Anda di halaman 1dari 1

SIMPANG KKA ACEH

Simpang KKA Aceh adalah sebuah peristiwa yang berlangsung saat konflik Aceh pada tanggal 3 Mei
1999[1] di Kecamatan Dewantara, Aceh. Saat itu, pasukan militer Indonesia menembaki kerumunan warga
yang sedang berunjuk rasa memprotes insiden penganiayaan warga yang terjadi pada tanggal 30
April.Insiden ini terus diperingati masyarakat setempat setiap tahunnya.Sampai sekarang belum ada
pelaku yang ditangkap dan diadili atas peristiwa ini.

Awalnya berkembang kabar mengenai hilangnya anggota TNI dari Kesatuan Den Rudal 001/Pulo Rungkom
pada tanggal 30 April 1999.[6] Anggota tersebut diklaim menyusup ke acara peringatan 1 Muharam yang
diadakan warga desa Cot Murong.Klaim ini diperkuat oleh kesaksian warga yang sedang mempersiapkan
acara ceramah magrib tersebut. Pasukan militer Detasemen Rudal menanggapi hilangnya anggota
tersebut dengan melancarkan operasi pencarian masif yang melibatkan berbagai satuan, termasuk
brigadir mobil (Brimob).

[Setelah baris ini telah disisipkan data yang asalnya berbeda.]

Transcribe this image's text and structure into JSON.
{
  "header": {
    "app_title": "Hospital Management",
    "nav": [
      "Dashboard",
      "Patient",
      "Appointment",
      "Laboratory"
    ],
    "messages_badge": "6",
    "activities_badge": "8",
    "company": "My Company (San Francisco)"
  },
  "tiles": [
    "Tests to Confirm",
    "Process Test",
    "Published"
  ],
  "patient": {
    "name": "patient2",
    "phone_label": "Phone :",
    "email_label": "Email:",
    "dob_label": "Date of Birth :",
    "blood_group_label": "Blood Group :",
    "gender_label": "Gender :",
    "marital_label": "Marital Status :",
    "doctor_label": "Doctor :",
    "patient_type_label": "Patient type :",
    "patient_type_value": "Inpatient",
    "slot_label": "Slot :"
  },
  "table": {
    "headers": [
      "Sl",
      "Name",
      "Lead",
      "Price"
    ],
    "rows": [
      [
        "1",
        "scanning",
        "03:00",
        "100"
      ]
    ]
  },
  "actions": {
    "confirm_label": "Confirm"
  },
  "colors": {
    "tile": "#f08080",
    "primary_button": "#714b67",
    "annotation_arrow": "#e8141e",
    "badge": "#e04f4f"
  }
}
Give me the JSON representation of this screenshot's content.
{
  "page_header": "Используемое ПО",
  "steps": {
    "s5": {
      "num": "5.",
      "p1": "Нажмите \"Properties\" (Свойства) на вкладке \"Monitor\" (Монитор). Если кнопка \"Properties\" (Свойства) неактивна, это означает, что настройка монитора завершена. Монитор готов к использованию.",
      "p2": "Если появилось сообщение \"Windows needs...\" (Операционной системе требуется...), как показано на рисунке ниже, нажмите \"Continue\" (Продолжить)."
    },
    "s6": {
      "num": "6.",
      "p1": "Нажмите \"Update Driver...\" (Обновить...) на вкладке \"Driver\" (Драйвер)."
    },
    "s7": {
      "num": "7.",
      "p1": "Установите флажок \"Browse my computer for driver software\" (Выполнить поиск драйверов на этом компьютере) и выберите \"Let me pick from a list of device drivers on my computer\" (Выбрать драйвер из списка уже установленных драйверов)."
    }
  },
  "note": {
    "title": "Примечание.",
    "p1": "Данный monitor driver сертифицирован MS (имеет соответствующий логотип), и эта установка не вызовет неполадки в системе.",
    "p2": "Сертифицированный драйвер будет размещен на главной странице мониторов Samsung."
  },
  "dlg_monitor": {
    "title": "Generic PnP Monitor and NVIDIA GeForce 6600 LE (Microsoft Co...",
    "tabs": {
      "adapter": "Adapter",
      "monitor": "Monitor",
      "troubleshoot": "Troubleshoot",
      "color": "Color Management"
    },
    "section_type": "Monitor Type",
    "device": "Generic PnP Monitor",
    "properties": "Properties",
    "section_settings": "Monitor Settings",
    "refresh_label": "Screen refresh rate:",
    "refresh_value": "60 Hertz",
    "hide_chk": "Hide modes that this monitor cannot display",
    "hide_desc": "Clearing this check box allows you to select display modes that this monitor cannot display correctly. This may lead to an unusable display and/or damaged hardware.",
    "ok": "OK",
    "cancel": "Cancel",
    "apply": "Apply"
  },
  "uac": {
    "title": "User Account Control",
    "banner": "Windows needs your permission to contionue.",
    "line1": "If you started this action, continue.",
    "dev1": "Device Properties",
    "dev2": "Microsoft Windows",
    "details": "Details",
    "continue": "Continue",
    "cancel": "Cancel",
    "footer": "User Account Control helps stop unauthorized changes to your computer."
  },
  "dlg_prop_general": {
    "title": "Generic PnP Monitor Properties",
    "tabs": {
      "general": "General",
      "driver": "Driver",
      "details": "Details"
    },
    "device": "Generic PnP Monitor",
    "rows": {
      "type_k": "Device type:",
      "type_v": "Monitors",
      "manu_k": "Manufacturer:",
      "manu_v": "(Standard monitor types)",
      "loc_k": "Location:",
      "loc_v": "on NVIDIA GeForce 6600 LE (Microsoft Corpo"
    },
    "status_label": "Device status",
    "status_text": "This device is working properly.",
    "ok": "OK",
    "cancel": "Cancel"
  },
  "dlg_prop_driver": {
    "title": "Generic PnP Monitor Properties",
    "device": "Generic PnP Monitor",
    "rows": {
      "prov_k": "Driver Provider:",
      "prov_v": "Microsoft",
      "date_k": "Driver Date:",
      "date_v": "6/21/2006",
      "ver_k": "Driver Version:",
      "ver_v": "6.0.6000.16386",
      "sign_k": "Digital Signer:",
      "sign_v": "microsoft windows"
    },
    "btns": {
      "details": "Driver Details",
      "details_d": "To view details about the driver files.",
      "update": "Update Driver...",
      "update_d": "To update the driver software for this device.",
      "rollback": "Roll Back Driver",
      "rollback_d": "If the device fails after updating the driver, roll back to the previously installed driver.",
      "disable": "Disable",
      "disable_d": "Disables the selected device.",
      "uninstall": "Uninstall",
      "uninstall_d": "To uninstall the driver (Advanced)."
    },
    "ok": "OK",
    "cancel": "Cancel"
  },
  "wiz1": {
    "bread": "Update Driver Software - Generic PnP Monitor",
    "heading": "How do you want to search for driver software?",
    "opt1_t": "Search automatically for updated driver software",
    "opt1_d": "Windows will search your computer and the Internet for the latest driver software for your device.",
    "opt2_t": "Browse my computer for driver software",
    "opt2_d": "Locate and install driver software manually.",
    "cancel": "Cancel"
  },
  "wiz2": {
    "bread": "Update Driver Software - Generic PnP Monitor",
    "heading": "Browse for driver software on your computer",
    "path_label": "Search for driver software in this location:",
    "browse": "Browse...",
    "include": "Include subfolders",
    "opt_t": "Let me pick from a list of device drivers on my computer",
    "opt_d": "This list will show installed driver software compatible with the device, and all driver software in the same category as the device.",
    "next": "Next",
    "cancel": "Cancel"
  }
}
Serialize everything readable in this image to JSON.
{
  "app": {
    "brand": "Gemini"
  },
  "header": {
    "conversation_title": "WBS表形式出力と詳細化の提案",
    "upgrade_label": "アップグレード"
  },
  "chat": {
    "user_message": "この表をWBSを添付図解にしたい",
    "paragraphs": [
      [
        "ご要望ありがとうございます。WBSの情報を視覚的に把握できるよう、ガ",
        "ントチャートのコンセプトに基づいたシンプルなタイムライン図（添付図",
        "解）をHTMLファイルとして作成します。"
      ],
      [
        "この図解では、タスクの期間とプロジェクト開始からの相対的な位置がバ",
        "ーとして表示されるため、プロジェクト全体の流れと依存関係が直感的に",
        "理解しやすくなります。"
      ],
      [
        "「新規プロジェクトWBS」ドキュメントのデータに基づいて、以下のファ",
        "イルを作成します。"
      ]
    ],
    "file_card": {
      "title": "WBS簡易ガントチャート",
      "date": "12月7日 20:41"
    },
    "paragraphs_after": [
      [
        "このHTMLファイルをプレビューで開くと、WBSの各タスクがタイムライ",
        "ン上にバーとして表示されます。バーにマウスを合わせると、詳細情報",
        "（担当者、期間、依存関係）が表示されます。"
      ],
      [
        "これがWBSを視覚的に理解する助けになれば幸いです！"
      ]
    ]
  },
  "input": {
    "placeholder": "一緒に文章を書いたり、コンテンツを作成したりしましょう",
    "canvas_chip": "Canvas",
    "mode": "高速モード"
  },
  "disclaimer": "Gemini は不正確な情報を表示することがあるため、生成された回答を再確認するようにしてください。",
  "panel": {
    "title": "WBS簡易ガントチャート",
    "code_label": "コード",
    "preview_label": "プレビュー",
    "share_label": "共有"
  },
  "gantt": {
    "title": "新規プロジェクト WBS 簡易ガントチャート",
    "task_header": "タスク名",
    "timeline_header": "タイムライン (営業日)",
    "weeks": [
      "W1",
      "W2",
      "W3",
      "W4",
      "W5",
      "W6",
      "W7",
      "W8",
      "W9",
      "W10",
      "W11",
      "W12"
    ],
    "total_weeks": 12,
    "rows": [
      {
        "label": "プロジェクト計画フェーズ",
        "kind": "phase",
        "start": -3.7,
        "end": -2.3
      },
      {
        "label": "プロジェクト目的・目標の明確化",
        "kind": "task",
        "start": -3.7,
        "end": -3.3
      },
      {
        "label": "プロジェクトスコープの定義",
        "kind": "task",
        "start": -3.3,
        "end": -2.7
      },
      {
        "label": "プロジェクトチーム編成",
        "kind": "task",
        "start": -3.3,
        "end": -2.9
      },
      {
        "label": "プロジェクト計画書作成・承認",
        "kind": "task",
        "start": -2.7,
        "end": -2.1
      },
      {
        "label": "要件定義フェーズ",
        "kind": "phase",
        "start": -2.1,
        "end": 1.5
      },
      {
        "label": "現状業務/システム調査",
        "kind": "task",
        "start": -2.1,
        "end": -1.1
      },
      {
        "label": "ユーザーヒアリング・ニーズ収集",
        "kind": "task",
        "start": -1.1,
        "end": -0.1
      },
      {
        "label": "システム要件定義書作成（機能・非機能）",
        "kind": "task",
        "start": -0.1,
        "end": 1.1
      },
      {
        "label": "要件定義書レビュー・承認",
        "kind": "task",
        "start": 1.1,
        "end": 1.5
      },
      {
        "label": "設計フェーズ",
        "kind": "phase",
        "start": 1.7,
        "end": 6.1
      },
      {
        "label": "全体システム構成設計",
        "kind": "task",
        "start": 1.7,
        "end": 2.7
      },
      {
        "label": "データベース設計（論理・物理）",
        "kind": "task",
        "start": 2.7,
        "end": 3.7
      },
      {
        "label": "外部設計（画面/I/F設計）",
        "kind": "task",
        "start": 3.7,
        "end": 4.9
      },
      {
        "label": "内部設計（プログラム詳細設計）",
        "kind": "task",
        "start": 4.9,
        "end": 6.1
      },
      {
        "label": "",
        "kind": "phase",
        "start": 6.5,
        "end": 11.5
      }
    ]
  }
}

Saat melakukan penyisiran di desa, aparat melakukan penangkapan terhadap
sekitar 20 orang lalu melakukan aksi kekerasan. Para korban mengaku dipukul, ditendang, dan diancam
oleh aparat. Warga desa kemudian mengirim utusan ke komandan TNI setempat untuk bernegosiasi.
Komandan TNI berjanji aksi ini tidak akan terulang lagi.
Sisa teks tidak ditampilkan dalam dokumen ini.